As Abubakar Balle, one of the IDPs, recalls, those who attacked his village in Rabah “beat our women mercilessly” after which they were forced to flee to take refuge at the primary school.
“When we first arrived, we were being catered for by both state and local governments. But now, we have been left to care for ourselves. We are really in a crisis now; we need water, good shelter and medical care,” Balle pleaded.
Malam Hali, 72, has lost some of his children and grandchildren while many others are scattered across Sokoto in their struggle to eke out a living.
“We are not enjoying staying in this camp because of lack of food and medicare. Most of our elderly persons have died as a result of these plight we are facing… they were helpless and could not get proper care at their old ages,” Hali said.
Shamsu Musa Gandi, a Red Cross staff, confirmed that unlike in the past, the IDPs rarely get food aid, despite the fact that more people keep arriving in the camp for shelter.
“You can see that these people are in dire need of help. This has been ongoing since 2018 when they first arrived here,” he said, waving to a baby girl who clutched her mother’s legs as she cried profusely.
“The situation is very critical.”
Obasi, the senior adviser at the International Crisis Group who has been studying the security situation in the region for about a decade, said the government must act quickly on four fronts to restore peace.
“First, it should commit more resources to rapidly scaling up the manpower and overall capacity of all security agencies while also implementing deep institutional reforms that will make them more effective, he said.
“It should also convene or encourage dialogues that could help in defusing ethnic, religious and other tensions across the country while curbing impunity by investigating atrocities, apprehending and sanctioning perpetrators, and also providing redress to victims.”

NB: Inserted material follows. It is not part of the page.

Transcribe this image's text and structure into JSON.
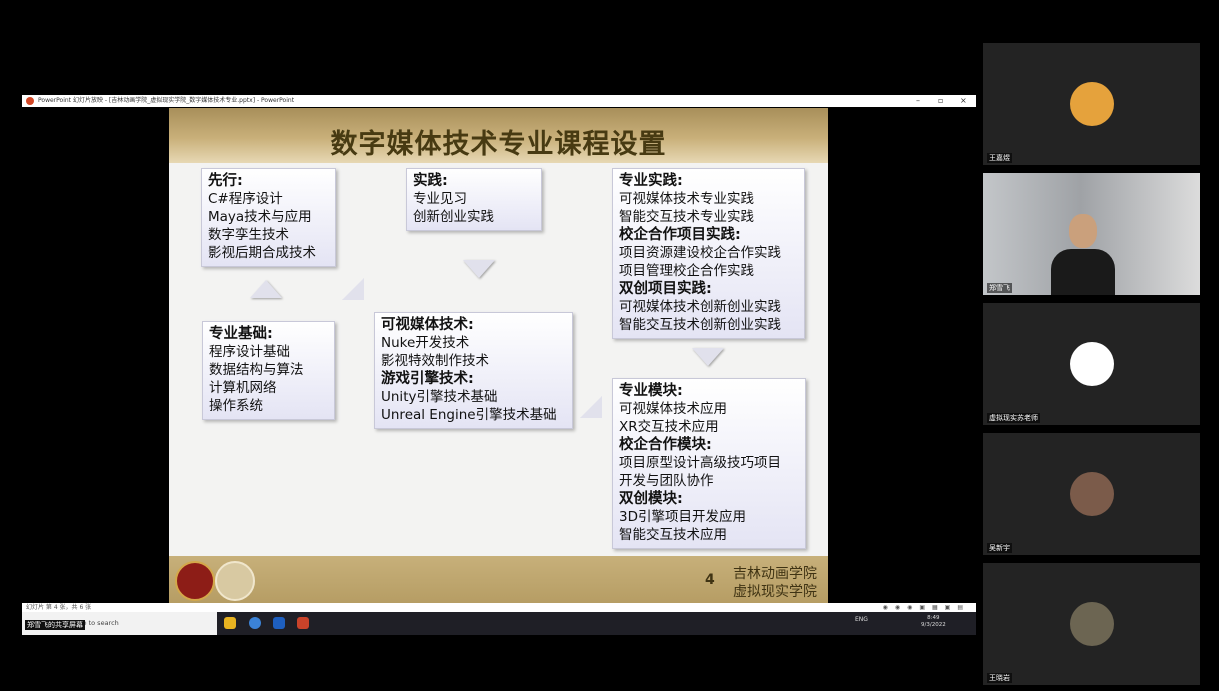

On his part, Ojewale, the ISS regional coordinator, said for Nigeria to achieve sustainable peace in the region, the country must “heighten its border surveillance, adopt state/community policing and address the socio-economic roots or drivers” of the security crisis.
But not even Umar knows how long that would take. Asked what his plans for sustainable livelihood are, he smirks and quickly points out that, like many villagers who have suffered attacks from bandits, their only priority is to stay alive.
“You don’t know when next or where next they will attack. We have left home, but no one is still safe because they (bandits) are everywhere and in the bushes,” he said. “No one is safe.”